I would even say this phrase is a little biased in favor of optimism — and that is mostly a good thing. Still, it does not fully hold in every situation. There are times when a smile really is not available: loss, deep exhaustion, real injustice. In those moments, asking yourself for a smile can feel dishonest or cruel. There are days when a frown is not something you "put on," but something that arrives with the weight of what you are carrying. The wisdom here is not to banish those days, but to keep them from swallowing all the others.

So these words are not telling you to paste on fake happiness. They are asking you to become more aware of your own small freedoms. Before you decide, "This is hopeless, and I will wear that on my face," you are urged to scan the scene: Is there a tiny piece of good, or humor, or possibility I am ignoring? If there is, you are encouraged to let your expression match that instead. If there is not, then your seriousness is honest, and that matters too.

Where This Quote Came From

James M. Beggs is widely remembered as an American public servant and businessman, most notably a former administrator of NASA in the early 1980s. These were years colored by both ambition and anxiety: the space shuttle era, the Cold War, intense technological hope, and growing public scrutiny over government decisions. People in public roles carried heavy responsibility, often under bright, unforgiving lights.

In that climate, messages about attitude and morale were not just fluffy ideas. They shaped how teams faced pressure, failure, and risk. When work could involve literal life-and-death outcomes, the emotional tone of a group mattered. A saying that draws attention to your own choice of emotional posture fit that world: you might not control external events, but you could still manage how you met them.

American culture at the time was also steeped in a growing self-help and motivational streak. There was strong belief that mindset affected performance. These words fit neatly into that atmosphere, but they keep a friendly, almost homey simplicity rather than sounding like a slogan. They speak to anyone, not just engineers or leaders.

While quotes on the internet sometimes get misattributed, this one is often linked to Beggs in collections of motivational sayings. Whether or not it originated exactly with him, it reflects a mindset common in his era: cautious realism paired with an insistence on choosing a lighter, more constructive stance whenever that is honestly possible.

About James M. Beggs

James M. Beggs, who was born in 1926 and died in 2020, was an American engineer, businessman, and public official best known for serving as Administrator of NASA from 1981 to 1985. He grew up in an era shaped by the Great Depression and World War II, which meant resilience and duty were not abstract ideas to him but part of the air people breathed.

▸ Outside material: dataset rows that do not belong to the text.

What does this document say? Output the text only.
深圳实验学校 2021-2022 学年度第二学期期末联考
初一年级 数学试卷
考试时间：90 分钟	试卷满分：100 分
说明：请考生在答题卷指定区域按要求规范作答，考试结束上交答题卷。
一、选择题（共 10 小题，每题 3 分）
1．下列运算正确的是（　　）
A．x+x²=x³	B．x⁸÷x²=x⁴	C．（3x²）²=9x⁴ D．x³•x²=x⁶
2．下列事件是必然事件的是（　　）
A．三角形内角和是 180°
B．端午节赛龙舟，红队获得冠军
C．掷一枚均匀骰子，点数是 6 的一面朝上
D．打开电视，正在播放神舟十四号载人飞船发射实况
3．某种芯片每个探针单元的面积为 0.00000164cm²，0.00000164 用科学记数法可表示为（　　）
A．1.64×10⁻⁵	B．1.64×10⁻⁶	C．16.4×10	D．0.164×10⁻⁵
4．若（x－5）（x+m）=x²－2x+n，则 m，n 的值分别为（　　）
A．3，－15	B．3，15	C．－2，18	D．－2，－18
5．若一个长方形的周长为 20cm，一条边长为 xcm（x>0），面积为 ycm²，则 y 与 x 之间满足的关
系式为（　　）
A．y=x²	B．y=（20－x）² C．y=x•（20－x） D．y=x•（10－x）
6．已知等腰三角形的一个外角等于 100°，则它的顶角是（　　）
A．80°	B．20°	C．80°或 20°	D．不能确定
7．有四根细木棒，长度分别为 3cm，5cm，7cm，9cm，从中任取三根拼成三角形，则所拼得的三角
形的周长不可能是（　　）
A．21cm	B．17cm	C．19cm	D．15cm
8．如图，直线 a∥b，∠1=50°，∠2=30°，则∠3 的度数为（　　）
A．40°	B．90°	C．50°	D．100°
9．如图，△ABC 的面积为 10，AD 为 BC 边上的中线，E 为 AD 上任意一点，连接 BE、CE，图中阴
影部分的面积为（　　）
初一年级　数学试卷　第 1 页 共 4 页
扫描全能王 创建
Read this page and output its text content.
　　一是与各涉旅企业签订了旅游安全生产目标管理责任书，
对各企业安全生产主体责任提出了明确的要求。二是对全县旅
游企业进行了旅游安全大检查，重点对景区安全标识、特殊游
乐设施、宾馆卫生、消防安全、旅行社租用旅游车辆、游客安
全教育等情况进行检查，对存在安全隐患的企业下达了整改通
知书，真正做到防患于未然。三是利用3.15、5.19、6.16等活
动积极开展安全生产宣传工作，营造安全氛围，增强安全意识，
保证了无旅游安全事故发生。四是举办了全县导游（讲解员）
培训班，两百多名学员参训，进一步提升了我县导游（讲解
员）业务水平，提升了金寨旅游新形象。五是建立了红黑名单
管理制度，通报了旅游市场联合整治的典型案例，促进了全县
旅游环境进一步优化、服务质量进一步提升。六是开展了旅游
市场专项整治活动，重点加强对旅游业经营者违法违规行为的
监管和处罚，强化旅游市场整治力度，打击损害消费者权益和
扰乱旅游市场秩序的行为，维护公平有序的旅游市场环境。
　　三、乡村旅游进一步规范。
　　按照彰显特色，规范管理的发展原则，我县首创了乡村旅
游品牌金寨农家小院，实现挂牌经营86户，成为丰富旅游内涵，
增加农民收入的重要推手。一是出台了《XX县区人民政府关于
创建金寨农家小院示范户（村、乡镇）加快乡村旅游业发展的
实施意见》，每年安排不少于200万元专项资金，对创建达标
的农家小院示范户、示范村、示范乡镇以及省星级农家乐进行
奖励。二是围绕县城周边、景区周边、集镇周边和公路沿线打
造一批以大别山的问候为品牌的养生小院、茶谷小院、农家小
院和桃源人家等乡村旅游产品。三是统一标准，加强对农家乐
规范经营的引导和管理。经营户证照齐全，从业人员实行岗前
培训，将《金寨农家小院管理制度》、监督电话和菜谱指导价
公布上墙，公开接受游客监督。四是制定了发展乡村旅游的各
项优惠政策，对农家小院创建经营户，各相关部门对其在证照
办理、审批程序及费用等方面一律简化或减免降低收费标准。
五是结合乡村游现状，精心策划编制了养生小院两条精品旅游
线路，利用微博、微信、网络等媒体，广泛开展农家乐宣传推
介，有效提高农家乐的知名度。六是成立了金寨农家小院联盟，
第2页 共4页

Beggs studied engineering and later worked in both government and industry before taking the helm at NASA. His tenure coincided with the early years of the space shuttle program, a time of bold vision but also intense operational and political pressure. He led an organization full of highly skilled people working on complex, risky missions where mistakes could be devastating. In that environment, the mindset of both leaders and teams mattered as much as their technical skill.

He is remembered for navigating NASA through demanding years, even though his time as administrator was touched by controversy and challenge. A quote about checking your inclination to frown before you settle into it fits the kind of emotional steadiness someone in his position would need. Facing budget fights, technical problems, and public expectations, it makes sense that he would value the ability to pause, look for any genuine reason to keep spirits up, and only then accept a darker outlook if it truly could not be helped.